The molecular profile of pediatric patients with oligodendroglioma does not demonstrate deletions of 1p or 19q, as found in 40% to 80% of adult cases. Pediatric oligodendroglioma harbors MGMT gene promoter methylation in the majority of tumors.
Gliomatosis cerebri is a diffuse glioma that involves widespread involvement of the cerebral hemispheres in which it may be confined, but it often extends caudally to affect the brain stem, cerebellum, and/or spinal cord. It rarely arises in the cerebellum and spreads rostrally. The neoplastic cells are most commonly astrocytes, but in some cases, they are oligodendroglia.
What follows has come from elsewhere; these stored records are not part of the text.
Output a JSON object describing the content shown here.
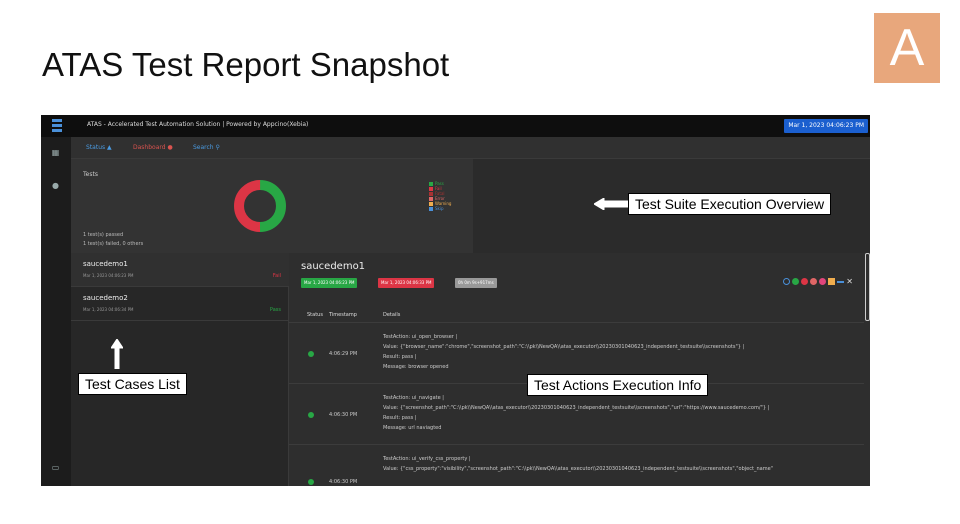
{
  "slide": {
    "title": "ATAS Test Report Snapshot",
    "badge_letter": "A"
  },
  "app": {
    "title": "ATAS - Accelerated Test Automation Solution | Powered by Appcino(Xebia)",
    "date_pill": "Mar 1, 2023 04:06:23 PM",
    "tabs": {
      "status": "Status",
      "dashboard": "Dashboard",
      "search": "Search"
    },
    "overview": {
      "label": "Tests",
      "passed_summary": "1 test(s) passed",
      "failed_summary": "1 test(s) failed, 0 others",
      "donut": {
        "pass": 1,
        "fail": 1
      },
      "legend": [
        {
          "label": "Pass",
          "color": "#28a745"
        },
        {
          "label": "Fail",
          "color": "#dc3545"
        },
        {
          "label": "Fatal",
          "color": "#a83232"
        },
        {
          "label": "Error",
          "color": "#e06666"
        },
        {
          "label": "Warning",
          "color": "#f0ad4e"
        },
        {
          "label": "Skip",
          "color": "#4a90d9"
        }
      ]
    },
    "test_cases": [
      {
        "name": "saucedemo1",
        "time": "Mar 1, 2023 04:06:23 PM",
        "result": "Fail",
        "color": "#dc3545"
      },
      {
        "name": "saucedemo2",
        "time": "Mar 1, 2023 04:06:34 PM",
        "result": "Pass",
        "color": "#28a745"
      }
    ],
    "detail": {
      "title": "saucedemo1",
      "start": "Mar 1, 2023 04:06:23 PM",
      "end": "Mar 1, 2023 04:06:33 PM",
      "duration": "0h 0m 9s+917ms",
      "columns": {
        "status": "Status",
        "timestamp": "Timestamp",
        "details": "Details"
      },
      "rows": [
        {
          "time": "4:06:29 PM",
          "lines": [
            "TestAction: ui_open_browser |",
            "Value: {\"browser_name\":\"chrome\",\"screenshot_path\":\"C:\\\\pk\\\\NewQA\\\\atas_executor\\\\20230301040623_independent_testsuite\\\\screenshots\"} |",
            "Result: pass |",
            "Message: browser opened"
          ]
        },
        {
          "time": "4:06:30 PM",
          "lines": [
            "TestAction: ui_navigate |",
            "Value: {\"screenshot_path\":\"C:\\\\pk\\\\NewQA\\\\atas_executor\\\\20230301040623_independent_testsuite\\\\screenshots\",\"url\":\"https://www.saucedemo.com/\"} |",
            "Result: pass |",
            "Message: url naviagted"
          ]
        },
        {
          "time": "4:06:30 PM",
          "lines": [
            "TestAction: ui_verify_css_property |",
            "Value: {\"css_property\":\"visibility\",\"screenshot_path\":\"C:\\\\pk\\\\NewQA\\\\atas_executor\\\\20230301040623_independent_testsuite\\\\screenshots\",\"object_name\""
          ]
        }
      ]
    }
  },
  "callouts": {
    "overview": "Test Suite Execution Overview",
    "cases": "Test Cases List",
    "actions": "Test Actions Execution Info"
  }
}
They may respond to treatment initially, but overall have a poor prognosis.
Low-grade astrocytomas (grade I [pilocytic] and grade II) have a relatively favorable prognosis, particularly for circumscribed, grade I lesions where complete excision may be possible.[39,40,41,42,43,44] Tumor spread, when it occurs, is usually by contiguous extension; dissemination to other CNS sites is uncommon, but does occur.[45,46] Although metastasis is uncommon, tumors may be of multifocal origin, especially when associated with NF1.
Unfavorable prognostic features include young age, fibrillary histology, and inability to obtain a complete resection. Elevated MIB-1 labeling index, a marker of cellular proliferative activity, is associated with shortened PFS in patients with pilocytic astrocytoma. A BRAF-KIAA fusion, found in pilocytic tumors, confers a better clinical outcome.